Orofacial strength assessment and correlates with participant and clinician report of function in FSHD


Pre-Clinical Research

Poster Number: Virtual


Kiera Berggren, MA/CCC-SLP, MS, VCU, Kate Eichinger, PT, PhD, NCS, University of Rochester, Michael McDermott, PhD, University of Rochester, Kiley Higgs, MS, Kansas University Medical Center, Michaela Walker, MPH, Kansas University Medical Center, Leann Lewis, MS, U of R School of Medicine and Dentistry Neurology, Williams Martens, University of Rochester, Doris Leung, MD, Kennedy Krieger Institute, Sabrina Sacconi, MD, Nice University, Karlien Mul, MD, Radboud University, Valeria Sansone, MD, The NEMO Clinical Center, Elena Carraro, MD, University of Milan, Leo Wang, MD, University of Washington, Perry Shieh, MD, University of California, Los Angeles, David Geffen School of Medicine, Bakri Elsheikh, MD, Ohio State University College of Medicine, Samantha LoRusso, MD, The Ohio State University, Russell Butterfield, MD, The University of Utah, Nicholas Johnson, MD, Virginia Commonwealth University, Rabi Tawil, MD, University of Rochester, Jeffrey Statland, MD, University of Kansas School of Medicine, ReSolve Investigators of the FSHD CTRN, University of Kansas Medical Center

The ReSolve study in facioscapulohumeral dystrophy (FSHD) is a multi-site, international study undertaken to refine study design for clinical trials.

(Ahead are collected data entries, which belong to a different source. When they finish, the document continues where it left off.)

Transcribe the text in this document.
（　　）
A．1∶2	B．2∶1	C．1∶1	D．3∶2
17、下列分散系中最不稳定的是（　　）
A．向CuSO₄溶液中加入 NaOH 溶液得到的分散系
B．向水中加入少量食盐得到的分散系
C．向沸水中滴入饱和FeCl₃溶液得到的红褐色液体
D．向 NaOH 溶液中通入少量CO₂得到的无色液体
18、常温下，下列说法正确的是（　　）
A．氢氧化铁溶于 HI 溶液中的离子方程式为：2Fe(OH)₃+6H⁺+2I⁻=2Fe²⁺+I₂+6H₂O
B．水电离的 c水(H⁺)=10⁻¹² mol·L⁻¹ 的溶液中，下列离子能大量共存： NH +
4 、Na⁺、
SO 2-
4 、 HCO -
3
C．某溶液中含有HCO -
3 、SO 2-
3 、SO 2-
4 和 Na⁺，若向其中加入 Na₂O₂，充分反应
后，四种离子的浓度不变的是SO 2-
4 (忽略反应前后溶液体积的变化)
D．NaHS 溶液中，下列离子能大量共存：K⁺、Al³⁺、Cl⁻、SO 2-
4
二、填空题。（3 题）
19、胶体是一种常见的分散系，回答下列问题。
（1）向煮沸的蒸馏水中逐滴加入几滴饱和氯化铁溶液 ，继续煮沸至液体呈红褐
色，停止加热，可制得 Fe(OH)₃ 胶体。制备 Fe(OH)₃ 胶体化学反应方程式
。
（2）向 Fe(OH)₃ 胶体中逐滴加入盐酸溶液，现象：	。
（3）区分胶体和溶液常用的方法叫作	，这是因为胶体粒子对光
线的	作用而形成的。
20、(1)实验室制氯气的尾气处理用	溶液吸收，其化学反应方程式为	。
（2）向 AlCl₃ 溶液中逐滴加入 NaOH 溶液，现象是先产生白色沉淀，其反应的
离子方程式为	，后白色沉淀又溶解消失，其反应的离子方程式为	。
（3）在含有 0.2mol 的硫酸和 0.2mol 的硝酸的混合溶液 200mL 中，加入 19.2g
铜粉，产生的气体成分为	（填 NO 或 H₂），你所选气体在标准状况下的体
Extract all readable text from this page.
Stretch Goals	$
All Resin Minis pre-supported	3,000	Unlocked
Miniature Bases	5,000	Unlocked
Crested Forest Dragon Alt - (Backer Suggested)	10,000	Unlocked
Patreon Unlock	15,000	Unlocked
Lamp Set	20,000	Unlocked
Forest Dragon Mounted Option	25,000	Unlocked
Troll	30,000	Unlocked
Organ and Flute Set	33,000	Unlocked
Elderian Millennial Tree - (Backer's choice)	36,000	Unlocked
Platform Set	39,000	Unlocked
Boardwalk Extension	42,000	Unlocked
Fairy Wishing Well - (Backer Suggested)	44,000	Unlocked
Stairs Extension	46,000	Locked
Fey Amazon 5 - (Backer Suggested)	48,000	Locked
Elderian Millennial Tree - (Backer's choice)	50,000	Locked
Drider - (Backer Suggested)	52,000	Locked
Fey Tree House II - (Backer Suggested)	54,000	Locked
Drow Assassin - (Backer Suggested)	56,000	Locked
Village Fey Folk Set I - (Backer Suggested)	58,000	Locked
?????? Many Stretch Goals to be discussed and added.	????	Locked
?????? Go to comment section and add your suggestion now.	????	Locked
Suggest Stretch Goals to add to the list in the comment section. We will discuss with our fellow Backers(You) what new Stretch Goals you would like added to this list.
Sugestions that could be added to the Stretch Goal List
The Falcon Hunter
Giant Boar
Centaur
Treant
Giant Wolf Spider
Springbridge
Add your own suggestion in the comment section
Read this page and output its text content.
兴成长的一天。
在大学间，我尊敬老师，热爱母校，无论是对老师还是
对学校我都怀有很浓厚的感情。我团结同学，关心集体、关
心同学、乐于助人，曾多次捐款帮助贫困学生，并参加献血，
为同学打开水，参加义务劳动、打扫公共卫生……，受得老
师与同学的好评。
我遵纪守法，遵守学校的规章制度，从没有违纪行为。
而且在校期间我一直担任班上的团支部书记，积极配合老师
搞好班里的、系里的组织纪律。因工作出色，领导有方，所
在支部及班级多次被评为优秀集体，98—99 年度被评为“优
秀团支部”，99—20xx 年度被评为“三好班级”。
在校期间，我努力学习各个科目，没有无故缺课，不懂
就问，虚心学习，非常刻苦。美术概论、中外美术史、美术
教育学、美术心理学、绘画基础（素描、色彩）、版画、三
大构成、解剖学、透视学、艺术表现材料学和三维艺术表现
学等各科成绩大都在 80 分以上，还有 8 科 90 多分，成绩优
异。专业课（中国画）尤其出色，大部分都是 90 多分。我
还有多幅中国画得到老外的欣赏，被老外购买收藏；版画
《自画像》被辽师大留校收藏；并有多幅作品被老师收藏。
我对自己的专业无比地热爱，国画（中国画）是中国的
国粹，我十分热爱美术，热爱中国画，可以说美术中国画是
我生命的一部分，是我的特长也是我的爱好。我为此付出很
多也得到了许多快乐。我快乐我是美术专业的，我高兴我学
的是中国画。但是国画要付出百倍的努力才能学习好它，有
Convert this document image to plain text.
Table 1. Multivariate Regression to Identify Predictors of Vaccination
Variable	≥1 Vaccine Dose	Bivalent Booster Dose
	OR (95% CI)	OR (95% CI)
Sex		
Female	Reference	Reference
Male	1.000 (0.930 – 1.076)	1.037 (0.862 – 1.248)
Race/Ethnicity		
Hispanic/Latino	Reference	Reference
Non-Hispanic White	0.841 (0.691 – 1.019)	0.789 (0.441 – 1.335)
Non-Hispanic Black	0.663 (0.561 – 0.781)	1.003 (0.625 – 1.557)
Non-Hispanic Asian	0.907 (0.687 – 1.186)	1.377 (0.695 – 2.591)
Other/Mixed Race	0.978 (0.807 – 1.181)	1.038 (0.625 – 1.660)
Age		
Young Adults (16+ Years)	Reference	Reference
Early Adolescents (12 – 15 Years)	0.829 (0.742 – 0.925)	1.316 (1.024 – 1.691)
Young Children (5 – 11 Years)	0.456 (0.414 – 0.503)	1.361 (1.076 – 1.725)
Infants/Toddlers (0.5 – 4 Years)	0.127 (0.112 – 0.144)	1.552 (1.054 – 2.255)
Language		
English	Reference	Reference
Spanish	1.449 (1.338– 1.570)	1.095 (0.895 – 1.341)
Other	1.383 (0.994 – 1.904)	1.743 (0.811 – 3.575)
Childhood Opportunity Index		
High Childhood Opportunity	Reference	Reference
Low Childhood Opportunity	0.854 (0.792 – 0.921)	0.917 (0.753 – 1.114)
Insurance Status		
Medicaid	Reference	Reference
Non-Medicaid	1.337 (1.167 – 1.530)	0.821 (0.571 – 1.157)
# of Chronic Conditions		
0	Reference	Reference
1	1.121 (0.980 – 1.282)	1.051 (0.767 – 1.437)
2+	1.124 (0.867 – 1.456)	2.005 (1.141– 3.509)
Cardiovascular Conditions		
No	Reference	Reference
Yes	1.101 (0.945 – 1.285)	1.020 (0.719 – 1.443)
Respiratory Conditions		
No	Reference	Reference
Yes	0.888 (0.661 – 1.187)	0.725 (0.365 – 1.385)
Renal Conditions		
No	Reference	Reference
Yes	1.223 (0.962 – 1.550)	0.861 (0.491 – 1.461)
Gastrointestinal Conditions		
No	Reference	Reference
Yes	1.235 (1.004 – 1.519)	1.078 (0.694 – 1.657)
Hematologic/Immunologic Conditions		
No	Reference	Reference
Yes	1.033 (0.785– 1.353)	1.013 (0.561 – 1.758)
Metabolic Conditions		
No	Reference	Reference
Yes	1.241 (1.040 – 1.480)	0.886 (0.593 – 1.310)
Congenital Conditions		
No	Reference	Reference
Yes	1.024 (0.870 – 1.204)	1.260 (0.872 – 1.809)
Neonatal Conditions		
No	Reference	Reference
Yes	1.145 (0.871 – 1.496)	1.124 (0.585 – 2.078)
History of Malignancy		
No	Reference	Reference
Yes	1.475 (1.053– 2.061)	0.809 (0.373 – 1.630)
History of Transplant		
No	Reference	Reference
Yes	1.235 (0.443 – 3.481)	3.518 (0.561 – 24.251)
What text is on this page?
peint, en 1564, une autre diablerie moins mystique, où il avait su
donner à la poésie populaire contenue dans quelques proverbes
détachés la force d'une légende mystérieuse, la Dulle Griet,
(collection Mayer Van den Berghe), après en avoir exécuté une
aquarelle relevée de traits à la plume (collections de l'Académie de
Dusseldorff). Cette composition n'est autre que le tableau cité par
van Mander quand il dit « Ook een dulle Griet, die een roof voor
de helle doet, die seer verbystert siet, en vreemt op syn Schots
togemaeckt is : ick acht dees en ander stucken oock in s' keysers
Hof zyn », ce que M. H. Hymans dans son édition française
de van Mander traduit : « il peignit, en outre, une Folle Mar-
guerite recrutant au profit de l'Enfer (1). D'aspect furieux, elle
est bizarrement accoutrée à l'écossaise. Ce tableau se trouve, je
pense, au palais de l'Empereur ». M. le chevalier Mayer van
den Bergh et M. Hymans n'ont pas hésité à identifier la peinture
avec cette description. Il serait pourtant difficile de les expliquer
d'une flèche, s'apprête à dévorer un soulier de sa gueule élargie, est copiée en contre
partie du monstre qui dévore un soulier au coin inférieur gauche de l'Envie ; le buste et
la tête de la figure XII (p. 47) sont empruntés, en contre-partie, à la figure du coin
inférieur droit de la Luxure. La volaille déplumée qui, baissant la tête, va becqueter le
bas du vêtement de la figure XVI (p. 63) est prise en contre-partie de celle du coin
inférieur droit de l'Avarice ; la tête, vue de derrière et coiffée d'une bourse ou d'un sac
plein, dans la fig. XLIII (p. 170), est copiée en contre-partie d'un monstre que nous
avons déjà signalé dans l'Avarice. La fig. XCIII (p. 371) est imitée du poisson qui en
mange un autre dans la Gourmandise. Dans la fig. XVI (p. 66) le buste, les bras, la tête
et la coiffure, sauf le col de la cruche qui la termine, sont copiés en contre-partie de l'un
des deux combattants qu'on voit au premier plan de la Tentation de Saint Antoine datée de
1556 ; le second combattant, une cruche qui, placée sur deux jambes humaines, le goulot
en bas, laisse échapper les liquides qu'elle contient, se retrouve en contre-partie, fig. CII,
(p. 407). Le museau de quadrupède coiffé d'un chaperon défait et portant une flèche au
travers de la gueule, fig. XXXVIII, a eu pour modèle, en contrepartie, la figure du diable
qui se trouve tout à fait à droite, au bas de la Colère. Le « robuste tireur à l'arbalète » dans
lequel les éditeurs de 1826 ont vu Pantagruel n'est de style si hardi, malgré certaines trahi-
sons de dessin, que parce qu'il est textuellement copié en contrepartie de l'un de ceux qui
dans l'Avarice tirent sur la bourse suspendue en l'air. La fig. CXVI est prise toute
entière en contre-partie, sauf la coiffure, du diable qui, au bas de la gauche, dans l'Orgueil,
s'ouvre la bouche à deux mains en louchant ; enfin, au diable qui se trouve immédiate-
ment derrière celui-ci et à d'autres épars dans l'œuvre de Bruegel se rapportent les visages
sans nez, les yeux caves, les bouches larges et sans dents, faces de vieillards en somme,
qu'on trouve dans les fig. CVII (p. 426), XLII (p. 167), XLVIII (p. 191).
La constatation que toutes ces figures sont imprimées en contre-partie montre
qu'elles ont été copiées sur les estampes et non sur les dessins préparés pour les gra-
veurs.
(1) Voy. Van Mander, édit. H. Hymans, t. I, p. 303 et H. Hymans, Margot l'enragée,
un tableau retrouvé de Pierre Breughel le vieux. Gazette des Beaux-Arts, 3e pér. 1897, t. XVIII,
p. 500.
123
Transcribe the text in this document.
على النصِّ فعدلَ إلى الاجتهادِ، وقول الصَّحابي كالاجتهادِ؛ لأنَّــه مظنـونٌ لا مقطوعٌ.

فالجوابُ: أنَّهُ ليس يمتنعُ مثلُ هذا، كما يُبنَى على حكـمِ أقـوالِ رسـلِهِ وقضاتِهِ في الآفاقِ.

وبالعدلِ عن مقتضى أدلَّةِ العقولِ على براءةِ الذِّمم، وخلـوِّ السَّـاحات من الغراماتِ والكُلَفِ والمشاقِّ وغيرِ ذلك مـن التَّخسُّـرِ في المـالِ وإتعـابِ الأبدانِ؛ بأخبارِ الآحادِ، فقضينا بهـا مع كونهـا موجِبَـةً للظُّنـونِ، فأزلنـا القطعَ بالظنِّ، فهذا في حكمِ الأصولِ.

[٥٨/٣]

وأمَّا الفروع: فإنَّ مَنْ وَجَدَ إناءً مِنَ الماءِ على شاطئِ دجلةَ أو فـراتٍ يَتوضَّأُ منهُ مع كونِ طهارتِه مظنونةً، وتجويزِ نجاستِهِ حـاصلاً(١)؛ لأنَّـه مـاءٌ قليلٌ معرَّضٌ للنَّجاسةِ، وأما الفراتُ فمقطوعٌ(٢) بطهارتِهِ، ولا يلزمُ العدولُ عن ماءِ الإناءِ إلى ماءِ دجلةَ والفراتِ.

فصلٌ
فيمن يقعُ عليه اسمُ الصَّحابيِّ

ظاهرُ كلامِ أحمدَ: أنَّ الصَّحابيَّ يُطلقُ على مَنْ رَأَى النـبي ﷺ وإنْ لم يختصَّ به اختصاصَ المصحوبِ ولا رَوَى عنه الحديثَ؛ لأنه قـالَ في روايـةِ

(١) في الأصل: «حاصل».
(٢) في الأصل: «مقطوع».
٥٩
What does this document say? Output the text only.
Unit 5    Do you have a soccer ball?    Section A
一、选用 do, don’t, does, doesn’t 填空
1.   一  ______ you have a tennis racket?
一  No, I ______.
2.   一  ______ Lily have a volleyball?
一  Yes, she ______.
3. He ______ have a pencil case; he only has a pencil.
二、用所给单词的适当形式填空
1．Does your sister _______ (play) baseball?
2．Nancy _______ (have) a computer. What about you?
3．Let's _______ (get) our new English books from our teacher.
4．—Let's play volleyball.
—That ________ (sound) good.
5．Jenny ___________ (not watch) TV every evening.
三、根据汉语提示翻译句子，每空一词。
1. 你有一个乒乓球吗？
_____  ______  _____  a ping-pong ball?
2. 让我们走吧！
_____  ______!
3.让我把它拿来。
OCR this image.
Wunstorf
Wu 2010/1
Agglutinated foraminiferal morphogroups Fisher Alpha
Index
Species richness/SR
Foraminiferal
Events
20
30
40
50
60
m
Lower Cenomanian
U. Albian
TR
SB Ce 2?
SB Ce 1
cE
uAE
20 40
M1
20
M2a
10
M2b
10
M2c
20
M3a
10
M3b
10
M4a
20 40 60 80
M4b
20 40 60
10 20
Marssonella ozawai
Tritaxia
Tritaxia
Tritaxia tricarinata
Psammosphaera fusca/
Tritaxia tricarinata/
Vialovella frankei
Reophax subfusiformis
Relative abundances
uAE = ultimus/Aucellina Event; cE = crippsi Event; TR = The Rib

One goal of this study is to identify reliable assessment tools to document disease progression in orofacial musculature and function in readiness for clinical trials.

FSHD type 1 is a progressive neuromuscular disease caused by a repeat contraction to <10 repeats of the D4Z4 repeat which encodes for the DUX4 protein. This results in an aberrant reactivation of the gene in skeletal muscle.1 Facial weakness is usually the initial presenting symptom and 25% and 35% of patients reporting dysarthria and dysphagia, respectively.2

227 participants were enrolled across eight US and three European sites. Strength and endurance of lips, cheeks (bilaterally), and tongue (anteriorly and posteriorly) were assessed using the Iowa Oral Performance Instrument (IOPI). Participants repeat numbers were quantified and patients were also assessed using the FSHDHI, manual muscle testing (MMT), and a clinical rating of severity of symptoms.

Mean age of participants was 50.3 years (SD 14.1). Test-retest reliability across study sites for orofacial strength and endurance measures ranged from 0.66 – 0.85, indicating moderate to good reliability. Using Spearman’s rank correlation coefficient, bilateral cheek strength and lip strength had low positive correlations with repeat number (0.38, 0.49, 0.32) and MMT total score (0.47, 0.50, 0.37). Low negative correlation was seen with bilateral cheek (L, R) and lip strength with the impaired facial expression rating on FSHDHI (-0.34, -0.32, -0.37). Additionally, bilateral cheek strength (L, R) and lip endurance had low negative correlation with overall FSHD clinical score (-0.35, -0.45, -0.33). All correlations were significant at the ?<.01 level.

IOPI is a reliable tool measuring orofacial strength in FSHD. Correlations exist with clinical ratings of overall disease severity, specific rating of orofacial functioning, and overall manual muscle testing.